Israel, que na sexta-feira passada lançou ataques a instalações nucleares iranianas, matando líderes militares e cientistas, mantém uma deliberada ambiguidade sobre suas próprias capacidades nucleares. Acredita-se que o país esteja em processo de modernização de seu próprio arsenal nuclear, bem como de um reator de produção de plutônio no deserto de Negev.

IA eleva ameaça

Em sua introdução ao relatório de 2025, Smith alertou para a perspectiva de uma nova corrida armamentista nuclear que, devido à ascensão da inteligência artificial (IA) e de novas tecnologias nas áreas de capacidades cibernéticas e viagens espaciais, carrega muito mais risco e incerteza do que a ocorrida na Guerra Fria.

"A próxima corrida armamentista nuclear envolverá tanto IA, ciberespaço e espaço sideral quanto mísseis em bunkers ou submarinos ou bombas em aeronaves.

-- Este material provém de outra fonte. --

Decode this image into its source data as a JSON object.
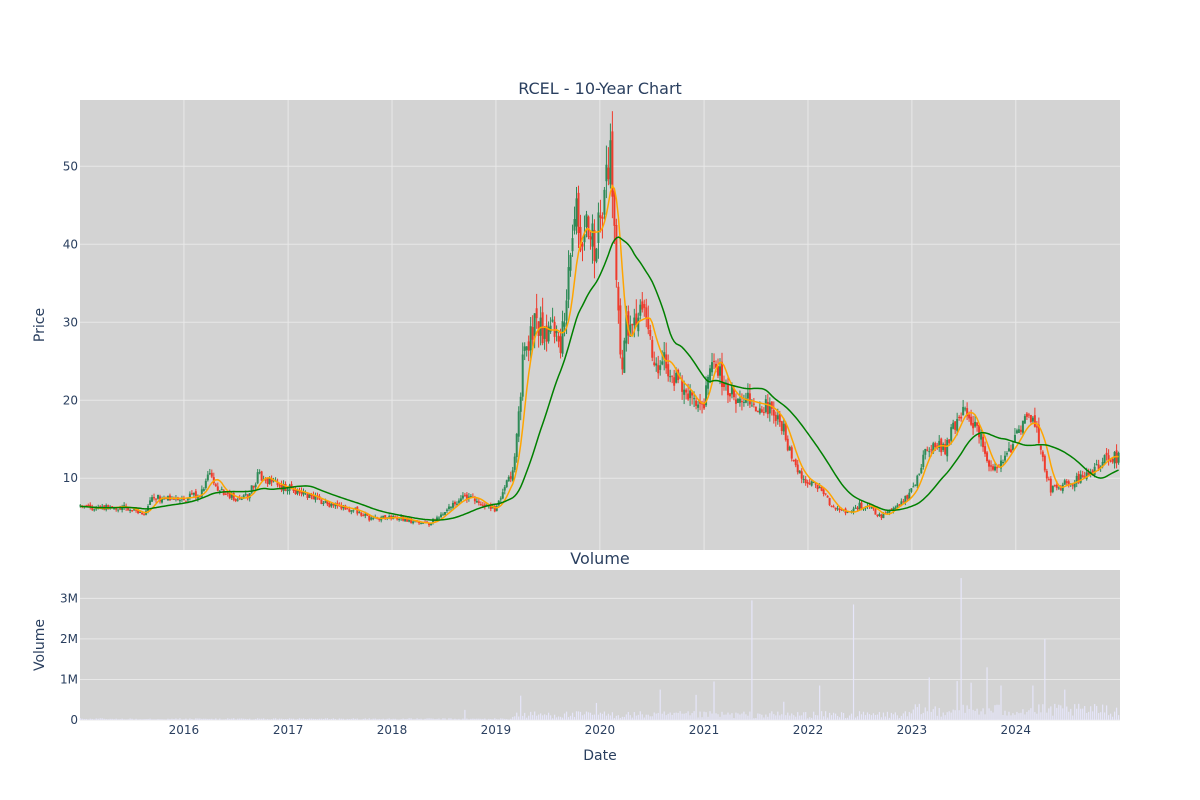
{
  "chart_data": [
    {
      "type": "candlestick",
      "title": "RCEL - 10-Year Chart",
      "xlabel": "",
      "ylabel": "Price",
      "xlim": [
        "2015-01-01",
        "2025-01-01"
      ],
      "ylim": [
        0.8,
        58.5
      ],
      "y_ticks": [
        10,
        20,
        30,
        40,
        50
      ],
      "x_ticks": [
        "2016",
        "2017",
        "2018",
        "2019",
        "2020",
        "2021",
        "2022",
        "2023",
        "2024"
      ],
      "grid": true,
      "legend": "none",
      "colors": {
        "up": "#2e8b57",
        "down": "#ef3b2c",
        "ma_short": "#ffa500",
        "ma_long": "#008000",
        "background": "#d3d3d3",
        "grid": "#e8e8e8"
      },
      "close_series": {
        "date_step_days": 7,
        "start": "2015-01-02",
        "keypoints": [
          [
            "2015-01-02",
            6.4
          ],
          [
            "2015-03-01",
            6.1
          ],
          [
            "2015-06-01",
            6.4
          ],
          [
            "2015-08-15",
            5.3
          ],
          [
            "2015-09-10",
            7.5
          ],
          [
            "2015-12-01",
            7.4
          ],
          [
            "2016-02-01",
            7.6
          ],
          [
            "2016-03-10",
            8.4
          ],
          [
            "2016-04-01",
            11.0
          ],
          [
            "2016-05-01",
            8.5
          ],
          [
            "2016-07-01",
            7.3
          ],
          [
            "2016-08-15",
            7.8
          ],
          [
            "2016-09-20",
            10.5
          ],
          [
            "2016-11-01",
            9.5
          ],
          [
            "2016-12-15",
            8.8
          ],
          [
            "2017-03-01",
            8.0
          ],
          [
            "2017-06-01",
            6.6
          ],
          [
            "2017-09-01",
            5.8
          ],
          [
            "2017-10-15",
            4.8
          ],
          [
            "2018-01-15",
            5.0
          ],
          [
            "2018-04-01",
            4.3
          ],
          [
            "2018-05-15",
            4.2
          ],
          [
            "2018-07-01",
            5.6
          ],
          [
            "2018-09-01",
            7.5
          ],
          [
            "2018-10-15",
            7.6
          ],
          [
            "2018-11-20",
            6.4
          ],
          [
            "2019-01-01",
            6.0
          ],
          [
            "2019-02-01",
            9.0
          ],
          [
            "2019-03-01",
            10.5
          ],
          [
            "2019-03-25",
            20.0
          ],
          [
            "2019-04-10",
            27.0
          ],
          [
            "2019-05-01",
            28.0
          ],
          [
            "2019-05-20",
            31.0
          ],
          [
            "2019-06-15",
            28.0
          ],
          [
            "2019-07-15",
            30.0
          ],
          [
            "2019-08-15",
            27.0
          ],
          [
            "2019-09-10",
            34.0
          ],
          [
            "2019-10-10",
            44.0
          ],
          [
            "2019-10-25",
            40.0
          ],
          [
            "2019-11-15",
            43.0
          ],
          [
            "2019-12-15",
            40.0
          ],
          [
            "2020-01-10",
            45.0
          ],
          [
            "2020-02-10",
            52.0
          ],
          [
            "2020-02-22",
            40.0
          ],
          [
            "2020-03-15",
            24.0
          ],
          [
            "2020-04-05",
            30.0
          ],
          [
            "2020-05-01",
            30.0
          ],
          [
            "2020-06-01",
            31.0
          ],
          [
            "2020-06-25",
            30.0
          ],
          [
            "2020-07-10",
            24.0
          ],
          [
            "2020-08-10",
            26.0
          ],
          [
            "2020-09-01",
            24.0
          ],
          [
            "2020-10-01",
            22.0
          ],
          [
            "2020-11-01",
            21.5
          ],
          [
            "2020-12-01",
            19.0
          ],
          [
            "2021-01-01",
            20.0
          ],
          [
            "2021-02-01",
            27.0
          ],
          [
            "2021-03-01",
            23.0
          ],
          [
            "2021-04-01",
            21.0
          ],
          [
            "2021-05-01",
            20.0
          ],
          [
            "2021-06-01",
            20.0
          ],
          [
            "2021-07-01",
            19.5
          ],
          [
            "2021-08-01",
            19.5
          ],
          [
            "2021-09-01",
            18.5
          ],
          [
            "2021-10-01",
            17.0
          ],
          [
            "2021-11-01",
            13.0
          ],
          [
            "2021-12-01",
            10.5
          ],
          [
            "2022-01-01",
            9.5
          ],
          [
            "2022-02-01",
            9.0
          ],
          [
            "2022-03-01",
            8.0
          ],
          [
            "2022-04-01",
            6.0
          ],
          [
            "2022-06-01",
            5.5
          ],
          [
            "2022-07-01",
            6.5
          ],
          [
            "2022-08-01",
            6.5
          ],
          [
            "2022-09-15",
            5.0
          ],
          [
            "2022-11-01",
            6.5
          ],
          [
            "2022-12-15",
            7.5
          ],
          [
            "2023-01-15",
            9.5
          ],
          [
            "2023-02-15",
            13.5
          ],
          [
            "2023-04-01",
            14.5
          ],
          [
            "2023-05-01",
            13.5
          ],
          [
            "2023-05-20",
            16.5
          ],
          [
            "2023-06-20",
            17.5
          ],
          [
            "2023-07-05",
            20.0
          ],
          [
            "2023-08-01",
            17.0
          ],
          [
            "2023-09-01",
            15.0
          ],
          [
            "2023-10-01",
            11.0
          ],
          [
            "2023-11-01",
            11.5
          ],
          [
            "2023-12-01",
            13.5
          ],
          [
            "2024-01-01",
            15.0
          ],
          [
            "2024-02-01",
            17.5
          ],
          [
            "2024-03-15",
            16.5
          ],
          [
            "2024-04-10",
            12.0
          ],
          [
            "2024-05-01",
            8.5
          ],
          [
            "2024-06-01",
            9.0
          ],
          [
            "2024-07-15",
            9.5
          ],
          [
            "2024-09-01",
            10.5
          ],
          [
            "2024-10-15",
            11.5
          ],
          [
            "2024-11-15",
            13.0
          ],
          [
            "2024-12-31",
            12.5
          ]
        ]
      },
      "moving_averages": [
        {
          "window_days": 50,
          "color": "#ffa500"
        },
        {
          "window_days": 200,
          "color": "#008000"
        }
      ]
    },
    {
      "type": "bar",
      "title": "Volume",
      "xlabel": "Date",
      "ylabel": "Volume",
      "ylim": [
        0,
        3700000
      ],
      "y_ticks": [
        0,
        1000000,
        2000000,
        3000000
      ],
      "y_tick_labels": [
        "0",
        "1M",
        "2M",
        "3M"
      ],
      "x_ticks": [
        "2016",
        "2017",
        "2018",
        "2019",
        "2020",
        "2021",
        "2022",
        "2023",
        "2024"
      ],
      "grid": true,
      "colors": {
        "bar": "#e6e6fa",
        "background": "#d3d3d3",
        "grid": "#e8e8e8"
      },
      "spikes": [
        [
          "2018-09-15",
          250000
        ],
        [
          "2019-04-01",
          600000
        ],
        [
          "2019-12-20",
          420000
        ],
        [
          "2020-08-01",
          750000
        ],
        [
          "2020-12-01",
          620000
        ],
        [
          "2021-02-05",
          950000
        ],
        [
          "2021-06-20",
          2950000
        ],
        [
          "2021-10-10",
          450000
        ],
        [
          "2022-02-10",
          850000
        ],
        [
          "2022-06-10",
          2850000
        ],
        [
          "2023-03-01",
          1050000
        ],
        [
          "2023-06-10",
          960000
        ],
        [
          "2023-06-20",
          3500000
        ],
        [
          "2023-07-25",
          920000
        ],
        [
          "2023-09-20",
          1300000
        ],
        [
          "2023-11-10",
          850000
        ],
        [
          "2024-03-01",
          850000
        ],
        [
          "2024-04-10",
          2000000
        ],
        [
          "2024-06-20",
          750000
        ],
        [
          "2024-11-01",
          380000
        ]
      ]
    }
  ]
}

Envolverá tanto o software quanto o hardware", afirmou Smith. Isso torna a questão de como controlar e monitorar armas e estoques nucleares mais complicada do que apenas comparar totais de ogivas.

Há amplos debates sobre IA em relação aos chamados "robôs assassinos" (Sistemas de Armas Autônomas Letais) e ao uso de drones automatizados e semiautomatizados desde a invasão da Ucrânia pela Rússia, mas não tanto em relação a armas nucleares.

A inteligência artificial permite que uma grande quantidade de informações seja processada com extrema rapidez e, em tese, isso deveria ajudar tomadores de decisão a reagir mais rapidamente. No entanto, se algo der errado no software ou num sistema totalmente dependente de LLMs (modelos de linguagem de grande escala), aprendizado de máquina e IA, mesmo uma pequena falha técnica tem potencial para gerar um ataque nuclear.

"Acredito que deve haver uma linha vermelha com a qual provavelmente todos os líderes políticos e militares também concordarão: a decisão sobre um ataque nuclear não pode ser tomada por inteligência artificial", disse Smith.

Ele menciona o exemplo do tenente-coronel soviético Stanislav Petrov, que, em 1983, estava de serviço no centro de comando do sistema de alerta nuclear soviético, a 100 quilômetros ao sul de Moscou, quando o sistema comunicou o lançamento de um míssil balístico intercontinental dos EUA, seguido de mais quatro.

Petrov, felizmente, suspeitou que o alerta fosse falso e decidiu esperar em vez de repassar a informação imediatamente à cadeia de comando. Sua decisão provavelmente evitou um ataque nuclear retaliatório e, na pior das hipóteses, uma guerra nuclear em larga escala.

"Num mundo de inteligência artificial, quem vai desempenhar o papel do tenente-coronel Petrov?", perguntou Smith.